VIII. mites de la régulation privée par
les entreprises et les associations
Pour les néolibéraux, la responsabilité
sociale des entreprises (RSE) consiste-t-elle simplement à donner des
repères éthiques aux acteurs du marché, afin de ne pas
laisser croître l'intervention et les règles des pouvoirs publics
? Pour les partisans de la "social-démocratie", notamment, serait-ce
plutôt la mise en oeuvre de moyens d'actions, de repères plus
précis ou de nouvelles instances de régulation publique visant un
développement de l'économie respectueuse de la dimension sociale
et de l'éthique ? La RSE véhicule une vision très
normative de l'économie, dans la mesure où elle suppose que les
entreprises ont un devoir de responsabilité morale. Or, pour les
partisans les plus radicaux de l'Etat libéral tel Milton Friedman,
l'entreprise ne devrait être responsable que devant ses actionnaires.
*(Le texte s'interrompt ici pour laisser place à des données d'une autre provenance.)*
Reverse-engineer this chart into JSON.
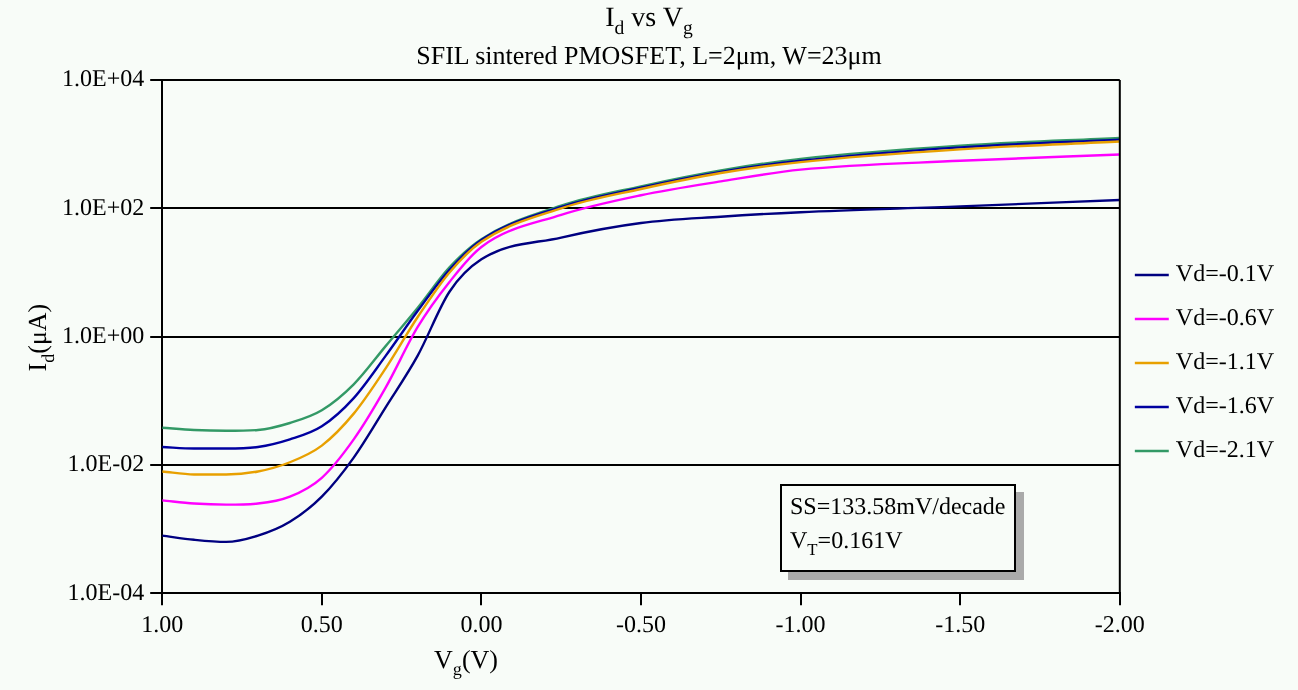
{
  "chart_data": {
    "type": "line",
    "title": "I$_{d}$ vs V$_{g}$",
    "subtitle": "SFIL sintered PMOSFET, L=2μm, W=23μm",
    "xlabel": "V$_{g}$(V)",
    "ylabel": "I$_{d}$(μA)",
    "x": [
      1.0,
      0.9,
      0.8,
      0.7,
      0.6,
      0.5,
      0.4,
      0.3,
      0.2,
      0.1,
      0.0,
      -0.25,
      -0.5,
      -0.75,
      -1.0,
      -1.5,
      -2.0
    ],
    "series": [
      {
        "name": "Vd=-0.1V",
        "color": "#000080",
        "values": [
          0.00079,
          0.00068,
          0.00063,
          0.00079,
          0.0013,
          0.0032,
          0.013,
          0.079,
          0.5,
          5,
          16,
          35,
          59,
          74,
          87,
          107,
          135
        ]
      },
      {
        "name": "Vd=-0.6V",
        "color": "#ff00ff",
        "values": [
          0.0028,
          0.0025,
          0.0024,
          0.0025,
          0.0032,
          0.0063,
          0.025,
          0.16,
          1.4,
          7.1,
          25,
          79,
          160,
          263,
          400,
          550,
          690
        ]
      },
      {
        "name": "Vd=-1.1V",
        "color": "#e8a000",
        "values": [
          0.0079,
          0.0071,
          0.0071,
          0.0079,
          0.011,
          0.02,
          0.063,
          0.32,
          2,
          10,
          30,
          100,
          200,
          355,
          525,
          830,
          1100
        ]
      },
      {
        "name": "Vd=-1.6V",
        "color": "#0000a0",
        "values": [
          0.019,
          0.018,
          0.018,
          0.019,
          0.025,
          0.04,
          0.11,
          0.5,
          2.5,
          11,
          32,
          105,
          210,
          370,
          550,
          890,
          1175
        ]
      },
      {
        "name": "Vd=-2.1V",
        "color": "#339966",
        "values": [
          0.038,
          0.035,
          0.034,
          0.035,
          0.045,
          0.071,
          0.18,
          0.71,
          2.8,
          12,
          33,
          110,
          220,
          390,
          590,
          950,
          1250
        ]
      }
    ],
    "xlim": [
      1.0,
      -2.0
    ],
    "xticks": [
      {
        "value": 1.0,
        "label": "1.00"
      },
      {
        "value": 0.5,
        "label": "0.50"
      },
      {
        "value": 0.0,
        "label": "0.00"
      },
      {
        "value": -0.5,
        "label": "-0.50"
      },
      {
        "value": -1.0,
        "label": "-1.00"
      },
      {
        "value": -1.5,
        "label": "-1.50"
      },
      {
        "value": -2.0,
        "label": "-2.00"
      }
    ],
    "ylim": [
      0.0001,
      10000
    ],
    "yticks": [
      {
        "value": 0.0001,
        "label": "1.0E-04"
      },
      {
        "value": 0.01,
        "label": "1.0E-02"
      },
      {
        "value": 1,
        "label": "1.0E+00"
      },
      {
        "value": 100,
        "label": "1.0E+02"
      },
      {
        "value": 10000,
        "label": "1.0E+04"
      }
    ],
    "log": "y",
    "grid": "y",
    "legend": "right",
    "marker": "none",
    "line_style": "solid",
    "annotations": [
      "SS=133.58mV/decade",
      "V$_{T}$=0.161V"
    ]
  }
}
Pour certains libéraux plus modérés, la mise en oeuvre de
certaines règles sociales est un minimum nécessaire à la
pérennité à long terme du système capitaliste.
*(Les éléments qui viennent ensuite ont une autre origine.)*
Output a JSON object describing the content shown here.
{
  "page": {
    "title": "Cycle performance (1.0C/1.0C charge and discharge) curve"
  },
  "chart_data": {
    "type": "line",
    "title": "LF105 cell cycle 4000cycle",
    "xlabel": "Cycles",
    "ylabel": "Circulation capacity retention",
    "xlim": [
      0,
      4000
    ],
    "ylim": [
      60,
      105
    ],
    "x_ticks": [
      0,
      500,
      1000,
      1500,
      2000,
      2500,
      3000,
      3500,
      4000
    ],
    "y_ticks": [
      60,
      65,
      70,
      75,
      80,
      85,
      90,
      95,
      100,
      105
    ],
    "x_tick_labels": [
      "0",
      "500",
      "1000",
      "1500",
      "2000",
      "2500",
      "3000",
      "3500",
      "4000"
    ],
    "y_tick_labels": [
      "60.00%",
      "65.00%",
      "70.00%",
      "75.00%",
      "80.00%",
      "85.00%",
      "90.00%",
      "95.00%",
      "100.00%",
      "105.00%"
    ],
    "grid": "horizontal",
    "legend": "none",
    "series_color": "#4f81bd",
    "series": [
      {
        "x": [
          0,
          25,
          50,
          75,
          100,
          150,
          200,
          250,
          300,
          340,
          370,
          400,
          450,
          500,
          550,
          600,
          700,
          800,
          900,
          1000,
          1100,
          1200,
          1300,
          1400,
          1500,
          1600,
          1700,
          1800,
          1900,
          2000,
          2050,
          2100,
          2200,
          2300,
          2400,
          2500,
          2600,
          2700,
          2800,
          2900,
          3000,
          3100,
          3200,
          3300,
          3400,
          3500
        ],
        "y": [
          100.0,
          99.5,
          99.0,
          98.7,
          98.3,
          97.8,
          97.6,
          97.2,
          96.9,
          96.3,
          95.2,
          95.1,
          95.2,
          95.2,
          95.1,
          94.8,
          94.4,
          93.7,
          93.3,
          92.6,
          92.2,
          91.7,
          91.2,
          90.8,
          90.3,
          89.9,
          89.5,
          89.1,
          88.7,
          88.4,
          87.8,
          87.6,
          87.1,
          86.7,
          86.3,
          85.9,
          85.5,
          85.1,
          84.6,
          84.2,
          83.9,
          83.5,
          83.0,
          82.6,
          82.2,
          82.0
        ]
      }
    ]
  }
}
La notion de responsabilité sociale d'entreprise
(l'éthique d'entreprise) se fonde sur l'hypothèse que la
dynamique interne, la régulation par les acteurs privés, si elle
est suffisamment développée, peut supplanter la dynamique
externe, la régulation publique (le respect des valeurs et des normes
par la loi) (Capron, 2000). Les partisans de l'Etat social, de la
régulation à dominante publique n'adhérent pas à
cette approche. Ils estiment que, bien que la RSE puisse être
bénéfique, il paraît très insuffisant de laisser,
à la seule responsabilité des entreprises, la résolution
des problèmes sociaux. En effet, il est indispensable, selon eux, qu'un
acteur indépendant et disposant de la capacité de sanction
puissent en limiter les infractions.
Dans cette perspective, l'idée d'une RSE peut
s'avérer néfaste, dans la mesure où elle véhicule
l'idée qu'une autorégulation des acteurs économiques
privés est possible, dans le domaine des droits sociaux. Or, nous
verrons par la suite que les tentatives actuelles d'autorégulation, via
les codes de conduite, dans le domaine des normes fondamentales du travail,
s'avèrent relativement inopérantes.
Les ONG, qui s'intéressent à la question
éthique et équitable, l'envisagent en développant en
priorité la régulation des normes sociales par le public, en la
démocratisant. A travers les différents instruments de
contrôle citoyen de l'économie qui sont qualifiés aussi
d'instruments d'éthique, les ONG entendent mettre en oeuvre
concrètement ce qui reste un idéal ou des discours volontairement
vagues, sur la régulation des normes sociales, au plan international
notamment. Mais, dans la mesure où les codes de conduite et labels
relèvent d'une régulation par les acteurs privés, les ONG
qui les utilisent pourraient échouer et participer finalement à
une orientation opposée à leur but initial.